Be Prepared for Cold Water Diving
This is hardly a dive on a pristine reef in the Caribbean, indeed, the waters are extremely cold and you will need to practice a few times with all your cold gear on, and the closest you can get to Antarctica conditions, the better. It is widely accepted that those who wish to dive in Antarctica waters should have some cold water, dry suit diving experience, otherwise the risks are too great. Ask any of the specialist providers of Antarctica scuba diving tours and expeditions and they will confirm that all divers must have adequate experience of the conditions, which would be 30 dry-suit dives.
Bring Your Own Personal Items
The dive organiser would provide you with all the scuba equipment (you are advised to use your own flippers), so you need to bring everything else that you will need. There are likely to be between 10-15 other divers, not including the dive masters, and things on the vessel will be a bit cramped so bear that in mind when packing. One point of note, the organiser will supply suitable boots for land hiking, which is an amazing experience, and you will need a comfortable pair of trainers to wear on the boat.
With such a unique opportunity, you simply must take a GoPro, and make sure you have more than enough memory, as there will be a lot to capture. Take an extra set of charging cables and a few power banks, that way, you will always be powered up and ready to film. Seals, dolphins and whales are all in abundance and you should be able to get some unique footage that includes marine life.

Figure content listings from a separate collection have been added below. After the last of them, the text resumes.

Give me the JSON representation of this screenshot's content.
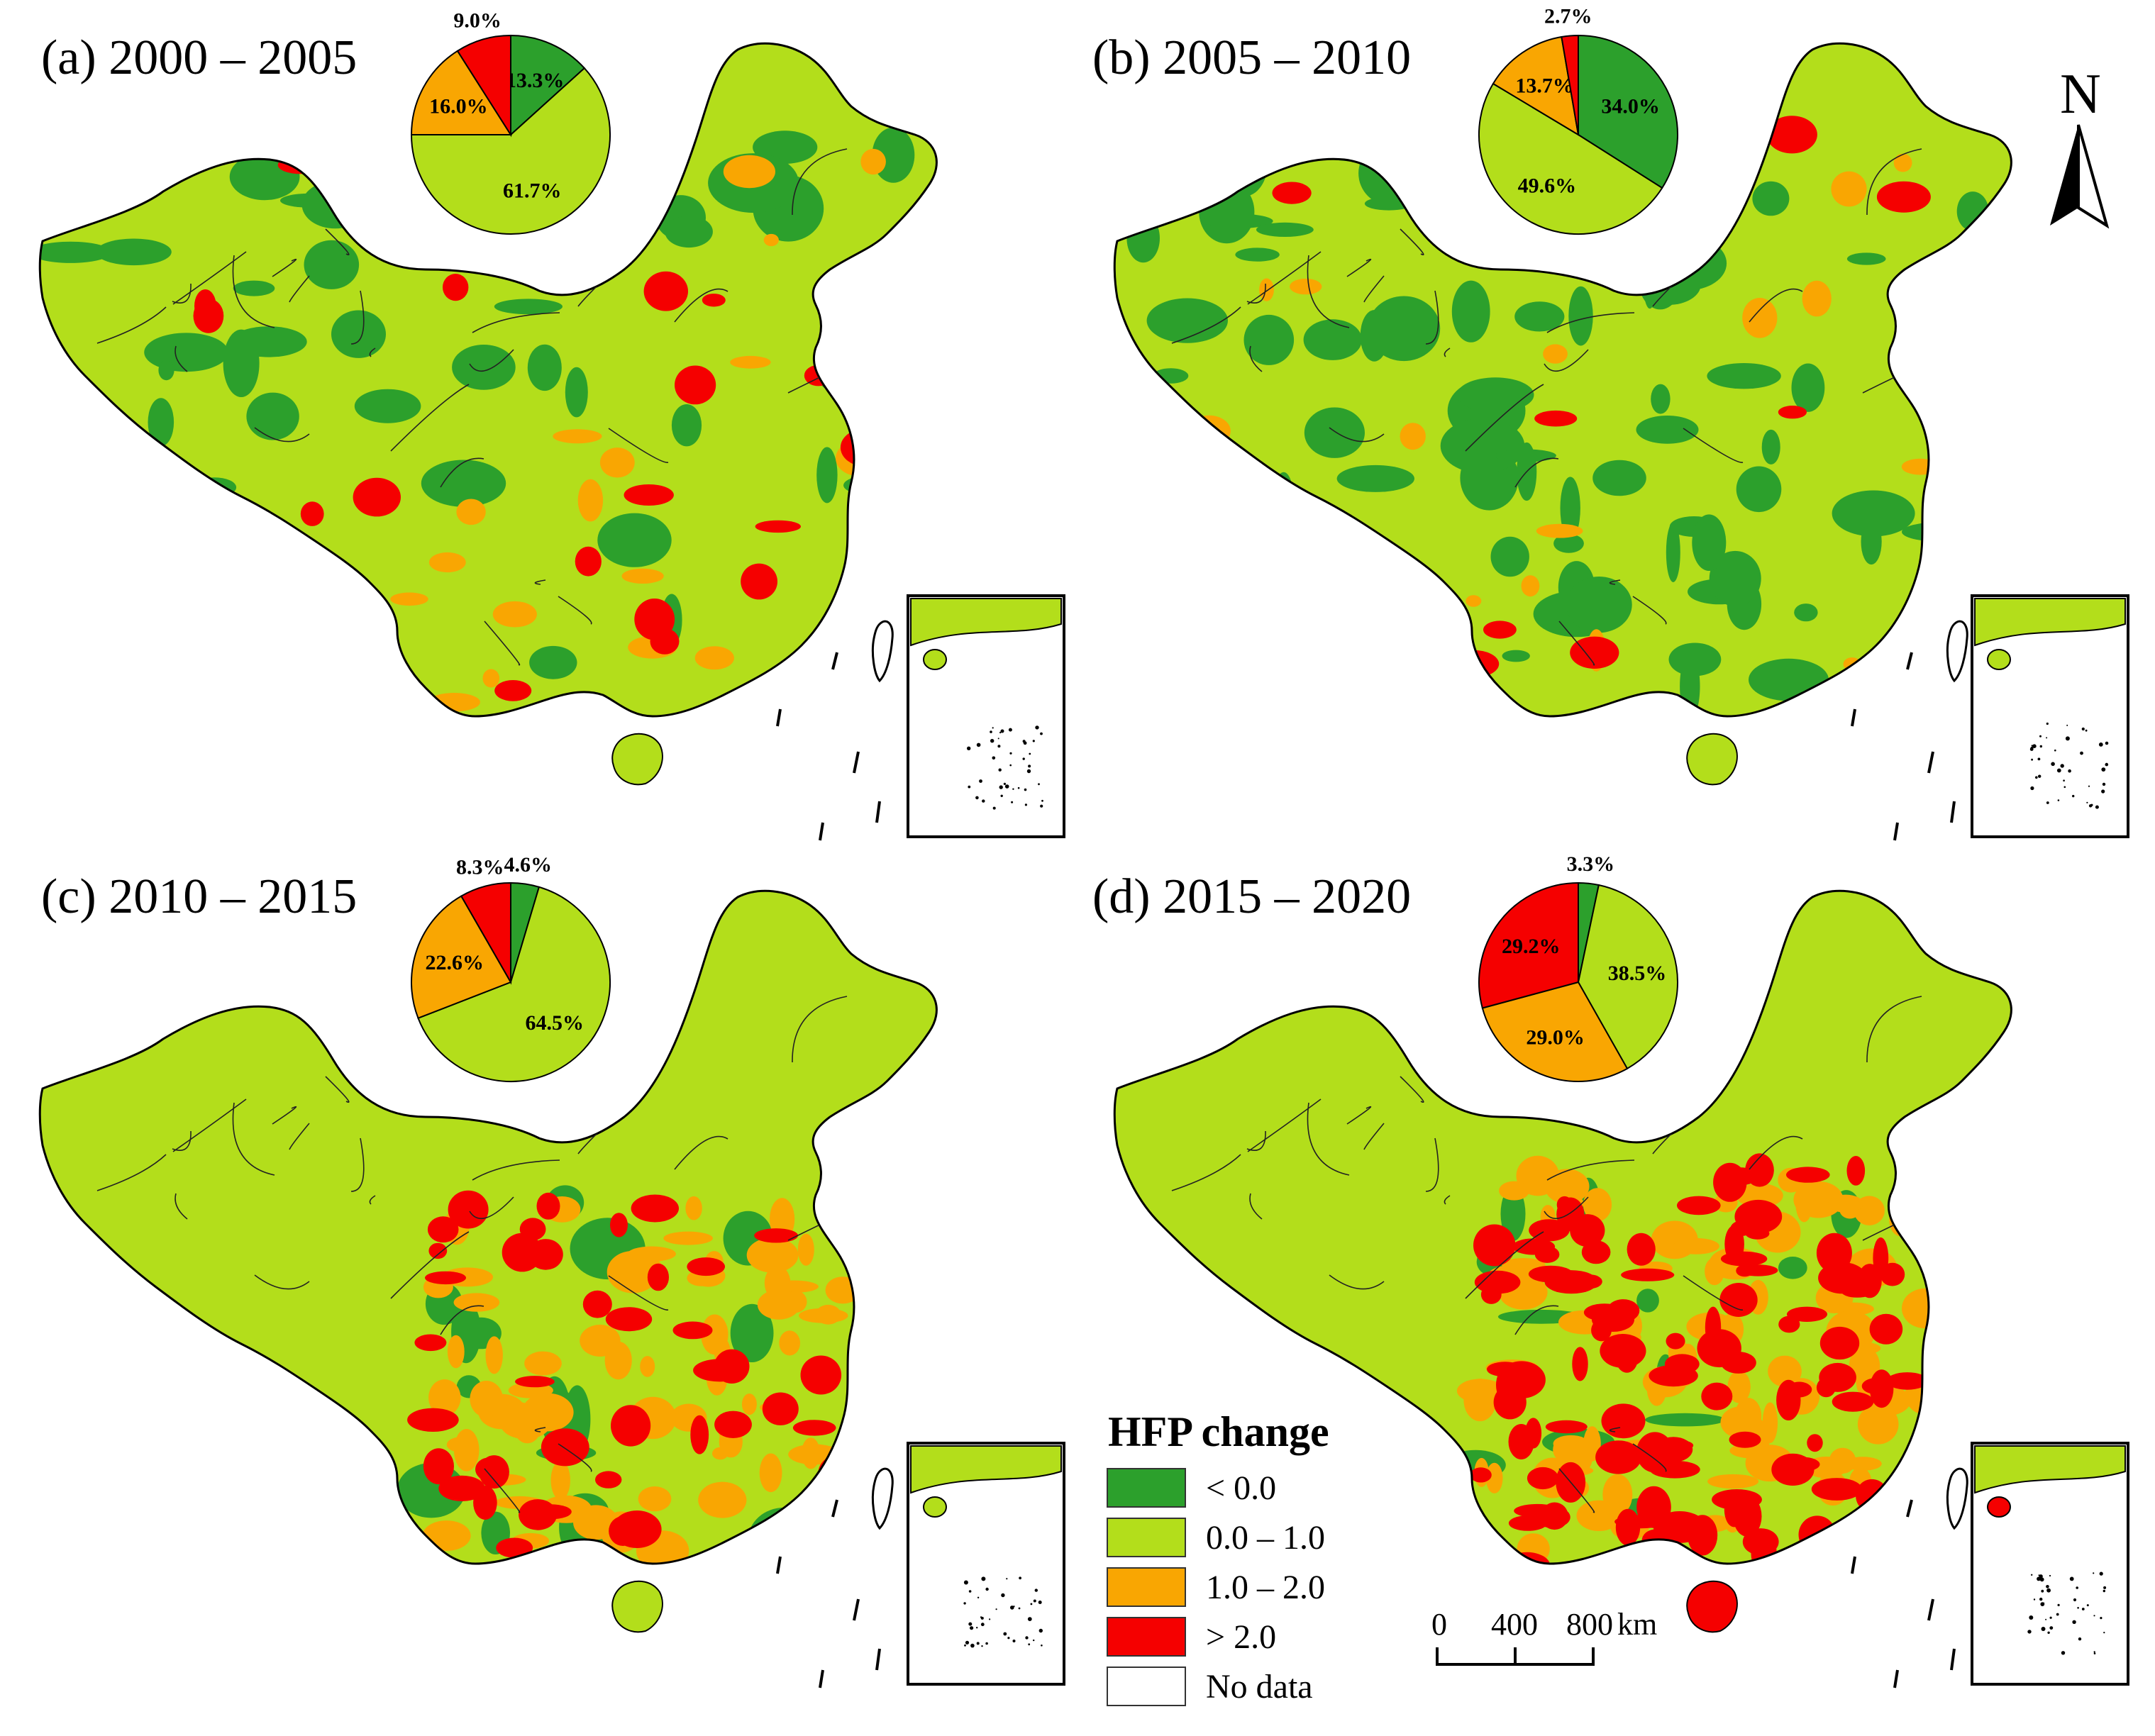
{
  "figure": {
    "legend": {
      "title": "HFP change",
      "items": [
        {
          "label": "< 0.0",
          "color": "#2ca02c"
        },
        {
          "label": "0.0 – 1.0",
          "color": "#b3de1b"
        },
        {
          "label": "1.0 – 2.0",
          "color": "#f9a602"
        },
        {
          "label": "> 2.0",
          "color": "#f50000"
        },
        {
          "label": "No data",
          "color": "#ffffff"
        }
      ]
    },
    "scale_bar": {
      "ticks": [
        "0",
        "400",
        "800"
      ],
      "unit": "km"
    },
    "north_arrow": {
      "label": "N"
    },
    "panels": [
      {
        "title": "(a) 2000 – 2005",
        "pie": [
          {
            "category": "< 0.0",
            "value": 13.3,
            "label": "13.3%"
          },
          {
            "category": "0.0 – 1.0",
            "value": 61.7,
            "label": "61.7%"
          },
          {
            "category": "1.0 – 2.0",
            "value": 16.0,
            "label": "16.0%"
          },
          {
            "category": "> 2.0",
            "value": 9.0,
            "label": "9.0%"
          }
        ],
        "base_fill": "#b3de1b"
      },
      {
        "title": "(b) 2005 – 2010",
        "pie": [
          {
            "category": "< 0.0",
            "value": 34.0,
            "label": "34.0%"
          },
          {
            "category": "0.0 – 1.0",
            "value": 49.6,
            "label": "49.6%"
          },
          {
            "category": "1.0 – 2.0",
            "value": 13.7,
            "label": "13.7%"
          },
          {
            "category": "> 2.0",
            "value": 2.7,
            "label": "2.7%"
          }
        ],
        "base_fill": "#b3de1b"
      },
      {
        "title": "(c) 2010 – 2015",
        "pie": [
          {
            "category": "< 0.0",
            "value": 4.6,
            "label": "4.6%"
          },
          {
            "category": "0.0 – 1.0",
            "value": 64.5,
            "label": "64.5%"
          },
          {
            "category": "1.0 – 2.0",
            "value": 22.6,
            "label": "22.6%"
          },
          {
            "category": "> 2.0",
            "value": 8.3,
            "label": "8.3%"
          }
        ],
        "base_fill": "#b3de1b"
      },
      {
        "title": "(d) 2015 – 2020",
        "pie": [
          {
            "category": "< 0.0",
            "value": 3.3,
            "label": "3.3%"
          },
          {
            "category": "0.0 – 1.0",
            "value": 38.5,
            "label": "38.5%"
          },
          {
            "category": "1.0 – 2.0",
            "value": 29.0,
            "label": "29.0%"
          },
          {
            "category": "> 2.0",
            "value": 29.2,
            "label": "29.2%"
          }
        ],
        "base_fill": "#b3de1b"
      }
    ]
  }
}
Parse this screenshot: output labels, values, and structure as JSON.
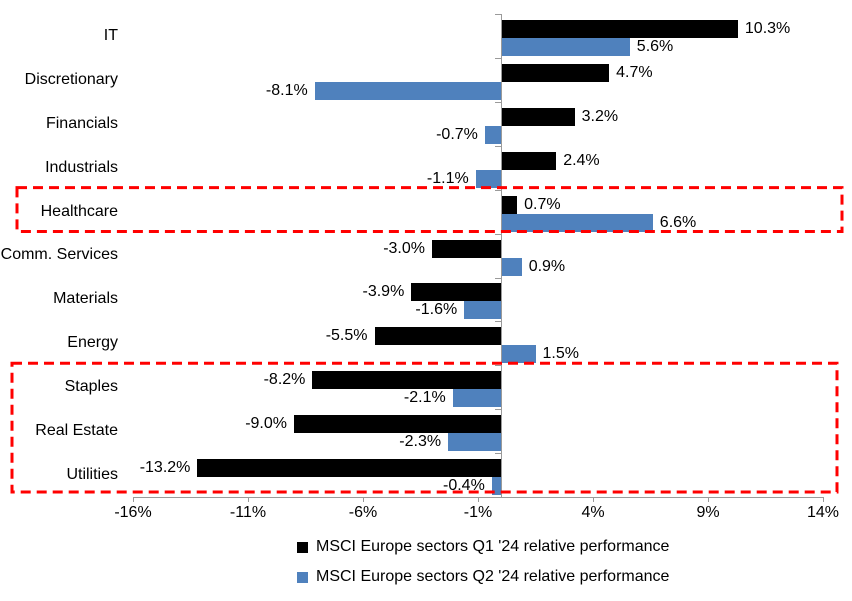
{
  "chart_data": {
    "type": "bar",
    "orientation": "horizontal",
    "title": "",
    "categories": [
      "IT",
      "Discretionary",
      "Financials",
      "Industrials",
      "Healthcare",
      "Comm. Services",
      "Materials",
      "Energy",
      "Staples",
      "Real Estate",
      "Utilities"
    ],
    "series": [
      {
        "name": "MSCI Europe sectors Q1 '24 relative performance",
        "color": "#000000",
        "values": [
          10.3,
          4.7,
          3.2,
          2.4,
          0.7,
          -3.0,
          -3.9,
          -5.5,
          -8.2,
          -9.0,
          -13.2
        ],
        "labels": [
          "10.3%",
          "4.7%",
          "3.2%",
          "2.4%",
          "0.7%",
          "-3.0%",
          "-3.9%",
          "-5.5%",
          "-8.2%",
          "-9.0%",
          "-13.2%"
        ]
      },
      {
        "name": "MSCI Europe sectors Q2 '24 relative performance",
        "color": "#4F81BD",
        "values": [
          5.6,
          -8.1,
          -0.7,
          -1.1,
          6.6,
          0.9,
          -1.6,
          1.5,
          -2.1,
          -2.3,
          -0.4
        ],
        "labels": [
          "5.6%",
          "-8.1%",
          "-0.7%",
          "-1.1%",
          "6.6%",
          "0.9%",
          "-1.6%",
          "1.5%",
          "-2.1%",
          "-2.3%",
          "-0.4%"
        ]
      }
    ],
    "x_axis": {
      "ticks": [
        "-16%",
        "-11%",
        "-6%",
        "-1%",
        "4%",
        "9%",
        "14%"
      ],
      "tick_values": [
        -16,
        -11,
        -6,
        -1,
        4,
        9,
        14
      ],
      "min": -16,
      "max": 14
    },
    "grid": false,
    "legend_position": "bottom",
    "highlight_color": "#FF0000",
    "highlights": [
      {
        "sectors": [
          "Healthcare"
        ],
        "style": "red-dashed-box"
      },
      {
        "sectors": [
          "Staples",
          "Real Estate",
          "Utilities"
        ],
        "style": "red-dashed-box"
      }
    ]
  }
}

Most tour organisers would like to see evidence of at least 30 dry suit dives, but this might be relaxed a little if the boat is not full. The icy waters of this beautiful continent are not the place for an inexperienced diver, and as the ship’s captain assumes responsibility, he would want to see adequate cold-water diving experience.
When diving in the Antarctica, you will be assigned a dive buddy, someone who helps you get kitted up and the one that you dive with. It is essential that you both fully understand how each of you helps the other, something the divemaster would review prior to diving.
This will no doubt be an amazing experience and in order to make the most of the trip, it is important to be well-prepared. If you are going alone, you will soon make new friends aboard the ship, and if you are going with your partner, you can buddy each other.